The Gi vs No Gi debate is as valid as the two-party political debate in the United States of America.
Which is to say, it is too narrow in scope to account for long-term decisions at scale.
If you’re wondering about what is best to wear for submission grappling, read on.
Clothes are Constraints
Using Armor
Using Everyday Clothes
READING TIME: 5 minutes
John Danaher gave us a clue when he pointed out the benefits of both gi and no gi. He said gi is better for training defense, and no-gi is better for training attack.
The cloth of the gi affords people better grips to aid their attacks, and the lack of grips in no-gi makes it more difficult to attack.
This question continues among adherents of the Ecological Approach, which is surprising.
An ecological approach should convey an answer that exists outside of the debate. Variation in constraints prepares players to solve novel problems in a changing world. What we wear is an additional constraint to our game.
To build a greater understanding of grappling, people should be grappling in all sorts of clothing (and without it).
Clothes are Constraints
The benefit is clear: you learn new methods of solving the problem that may transfer to your game. For example, Chris Paines mentions grips that are used in oiled Turkish wrestling. These are useful in a sweaty no-gi situation. The Turkish oiled tradition paints a target on the necessity of finding grips that work even when there is no cloth to grab onto, and the skin is slick. So they found bone grips. Grips that are useful in all submission grappling.
How long would it take someone to discover those solutions if everyone stuck to gi and no-gi?
Sure, it’s not as necessary if we’re training for a single competition ruleset. And that’s perhaps when we might look at why we train.
Many people train for self-defense. In what world is a gi representative of a self-defense situation?
A world in which everyone wears hanten.
If the motivation is solely excellence in the ruleset of a sport, then, yes, it makes sense to stick to gi or no-gi. But even then, as in the benefits highlighted by Danaher and Paines, it would pay to introduce some variation by training in other clothes from time to time. But why stop there?
Add an oiled no-gi day!
An oversized hoodie day! So there’s even more cloth for your opponent to grab.
This will prepare players for their game. If you can pull off a submission on someone who is oiled, you will be that much better at submitting someone who isn’t covered in oil. If you can escape while wearing an oversized hoodie, it will be that much easier for you to escape when you’re wearing nothing but a rashguard.
Using Armor
Law Enforcement and military personnel can have a drastically different reason for training.
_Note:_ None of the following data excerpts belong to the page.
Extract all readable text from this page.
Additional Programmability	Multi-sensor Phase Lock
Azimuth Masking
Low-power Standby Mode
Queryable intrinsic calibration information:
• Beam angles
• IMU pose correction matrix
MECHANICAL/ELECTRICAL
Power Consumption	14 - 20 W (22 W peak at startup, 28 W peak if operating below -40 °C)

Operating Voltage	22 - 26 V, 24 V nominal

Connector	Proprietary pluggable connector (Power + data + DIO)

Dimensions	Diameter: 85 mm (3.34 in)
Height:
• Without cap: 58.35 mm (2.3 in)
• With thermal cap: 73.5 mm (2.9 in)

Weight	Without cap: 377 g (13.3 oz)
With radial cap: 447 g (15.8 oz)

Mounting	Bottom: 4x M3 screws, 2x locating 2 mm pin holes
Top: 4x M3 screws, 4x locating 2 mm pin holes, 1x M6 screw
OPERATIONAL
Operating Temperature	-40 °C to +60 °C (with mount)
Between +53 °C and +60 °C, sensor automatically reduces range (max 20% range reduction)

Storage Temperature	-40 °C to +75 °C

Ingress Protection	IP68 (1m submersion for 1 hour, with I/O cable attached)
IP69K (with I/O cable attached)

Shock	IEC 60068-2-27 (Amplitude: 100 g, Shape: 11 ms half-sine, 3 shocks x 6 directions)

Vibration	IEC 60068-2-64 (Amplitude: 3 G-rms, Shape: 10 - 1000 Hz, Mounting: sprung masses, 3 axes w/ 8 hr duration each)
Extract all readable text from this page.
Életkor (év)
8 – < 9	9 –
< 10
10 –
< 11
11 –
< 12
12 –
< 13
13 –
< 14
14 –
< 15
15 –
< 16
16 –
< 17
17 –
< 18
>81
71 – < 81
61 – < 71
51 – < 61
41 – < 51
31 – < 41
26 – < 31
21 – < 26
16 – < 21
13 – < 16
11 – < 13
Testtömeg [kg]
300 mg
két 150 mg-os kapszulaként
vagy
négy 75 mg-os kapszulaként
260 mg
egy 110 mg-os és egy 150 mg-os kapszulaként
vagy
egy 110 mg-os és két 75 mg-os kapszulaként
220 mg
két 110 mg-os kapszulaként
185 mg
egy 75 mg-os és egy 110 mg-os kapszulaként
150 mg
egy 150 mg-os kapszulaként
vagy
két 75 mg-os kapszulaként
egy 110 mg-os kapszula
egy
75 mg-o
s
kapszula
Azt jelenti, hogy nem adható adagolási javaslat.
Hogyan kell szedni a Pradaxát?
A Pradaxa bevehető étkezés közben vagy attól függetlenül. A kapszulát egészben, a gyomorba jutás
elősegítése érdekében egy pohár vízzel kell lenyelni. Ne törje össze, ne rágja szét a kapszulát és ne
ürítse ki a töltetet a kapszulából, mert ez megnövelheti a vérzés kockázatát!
For them, it would pay to train in full kit. There are plastic plates that can be used to avoid damaging your plates, or you could just use old ones. There are additional dangers (imagine accidentally headbutting someone with your kevlar helmet on), but those can be accounted for. The hard parts of kit also offer new ways to wedge joints.
Familiarizing themselves with those would help people better integrate the principles of grappling.
Both HEMA and Jiu-Jitsu contain histories of an armored constraint, and it seems like there’s plenty of opportunity for people to better explore that space in a modern context.
I remember going through an obstacle course with groin armor on. It really changed how I went over some walls.
There are all sorts of affordances waiting to be re-discovered.
Using Everyday Clothes
BJJ came up in a spirit of ritualistic unarmed duels. The motivations for that are going to be different from the motivations of the sport today, as well as people who are training for self-defense or for tribal challenges.
Four Pillars Academy is a parkour & BJJ gym in Chennai, India. The founders charge regular members who train in gis, but they also provide free training to slum kids. Those kids wear whatever they normally wear. They were fighting every week, to begin with. BJJ gives them a means to limit the damage that might be done to them or others.
None of their families can afford gis- a specialized piece of sports equipment associated with a luxury service. Others have written about the class divide between BJJ and Vale Tudo.
If we want to bring submission grappling to people who don’t have access to running water, we would benefit from transitioning to using everyday clothes.
Training in casual clothing would give us situations that are more representative of people’s everyday lives.
Over time, we would no doubt have reinforced t-shirts, hoodies, shorts, joggers, and so on. But almost anyone could still grab some clothes from a thrift shop or corner dump and walk into a grappling class.
All children and mammals discover the joy of wrestling at some point.
It’s on us to help adults tap into that.